Je découvrais par exemple que pour aller d’un point à l’autre, la voie retenue pour recevoir le fameux signe rouge et blanc, était toujours une voie beaucoup longue que la route, passant systématiquement, et autant que possible, par le fond des gorges les plus profondes et le sommet des cols les plus exigeants. « Randonner » n’était donc pas seulement aller d’un village à l’autre à travers la nature, c’était aussi « aller le plus haut possible » pour descendre « très bas » et ignorer toute notion de « juste milieu ».
Je découvrais aussi qu’il faut impérativement rester hyper-vigilant quant au marquage. Et « ça » c’est assez antinomique avec l’évasion de l’esprit.
J’en fis les frais assez rapidement.

Sur un large et confortable chemin, « j’atterris » soudainement en remarquant qu’il n’y avait plus aucune marque. En faisant un bref retour dans l’enregistrement automatique de ma mémoire visuelle, je notais instantanément que je marchais « en liberté » depuis un long moment.
Il était plus que nécessaire de faire le point.
J’ai sorti carte et boussole pour m’apercevoir que je filais plein sud alors qu’il eu fallu que j’aille plein ouest.
Peu encline à rebrousser chemin, je m’engageais résolument dans la garrigue typique du massif des Corbières pour vivre un extra-ordinaire moment « pleine nature » qu’aucun guide ne conseillera jamais.
Boussole en main, je suivais autant que ma taille humaine/debout le permettait les passages des animaux.
Je m’inclinais, je me servais de la place libérée par les arbres, j’enjambais le chaos végétal, je me faufilais au milieu d’inextricables fourrés piquants.
Logiquement, j’ai débouché près de ruisseaux, j’ai escaladé des coteaux abruptes, un peu égratigné mes mollets, un peu accroché mon sac et in fine, je suis arrivée sur une route, précisément devant le panneau d’un col. Il me restait à partir du « bon » côté pour retrouver le droit chemin.
Quelle merveilleuse expérience !
J’étais ravie.
Ravie, heureuse, reconnaissante !

Malgré cet interlude, je suis arrivée « trop tôt » dans le village où il était possible de me recharger en vivres : l’épicerie affichait porte close.
Sous le soleil du sud, il était donc l’heure de faire la sieste.
Allongée sur un banc public de la place publique, en alternant « tête posée sur le sac » avec « pieds posés sur le sac » j’ai regardé la brise danser dans le ramage des platanes, j’ai observé le soleil jouer à cache-cache entre les cumulus et les larges feuilles palmées, j’ai écouté le vie du village.
A l’heure sonnante, j’ai traversé la rue, j’ai fait le plein du nécessaire et je suis partie, comme libérée.

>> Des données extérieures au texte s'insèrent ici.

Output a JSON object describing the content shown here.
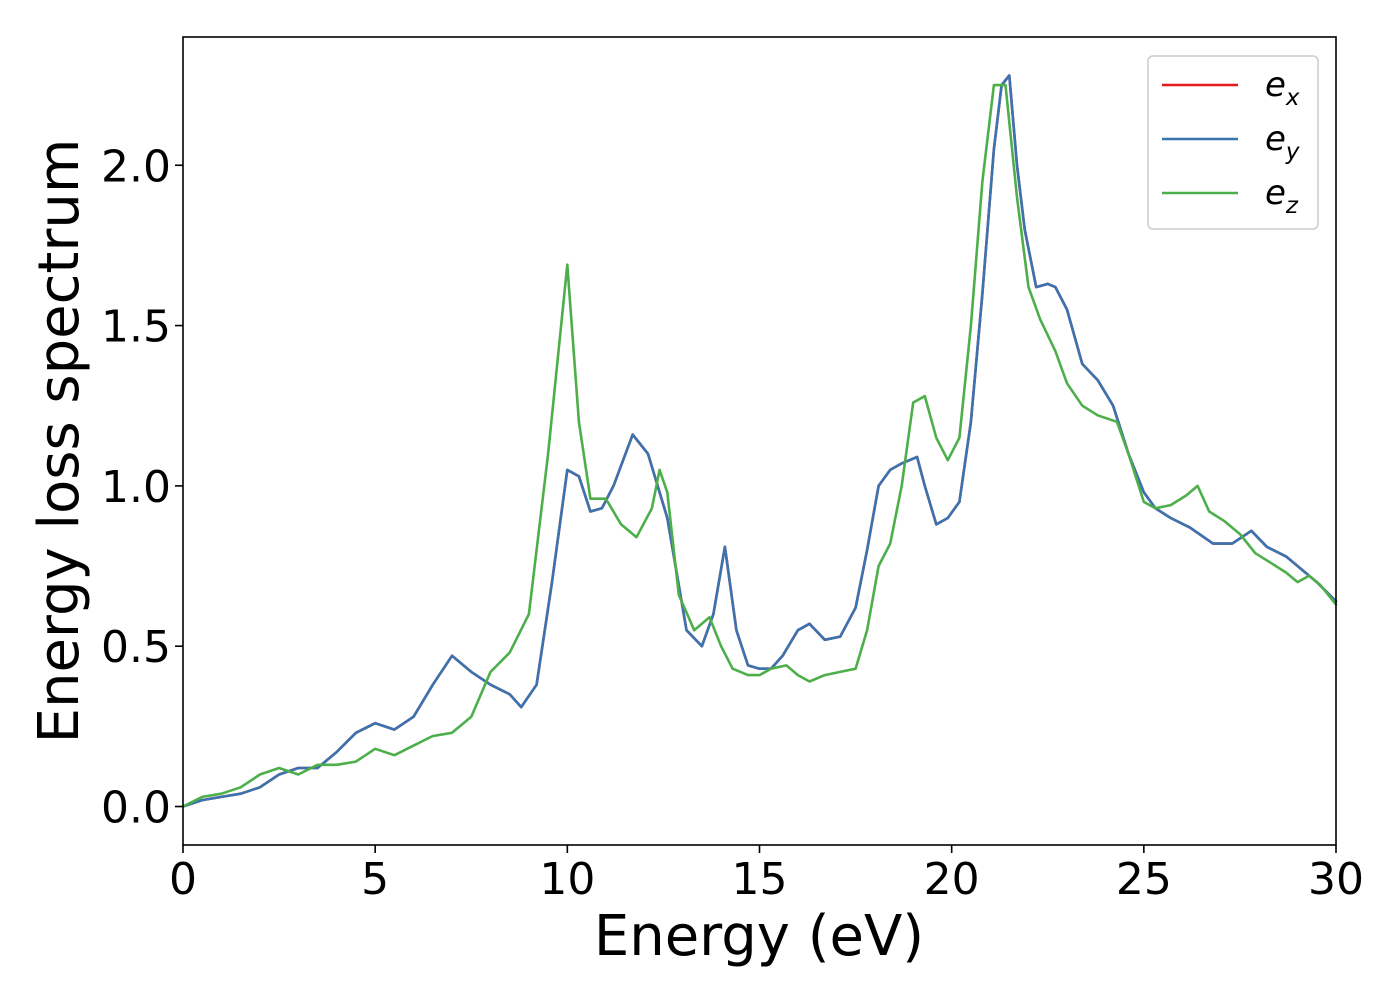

Après avoir traversé des gorges magnifiquement grandioses qui ne pouvaient qu’enivrer mes sens exacerbés par la fatigue, il ne restait plus qu’à chercher une place de bivouac à la hauteur de la journée.
Comme la veille, le soleil sombrait quand je plantais ma tente, sur un endroit bien plat, bien tranquille et bien élevé, à proximité des ruines du château de Padern.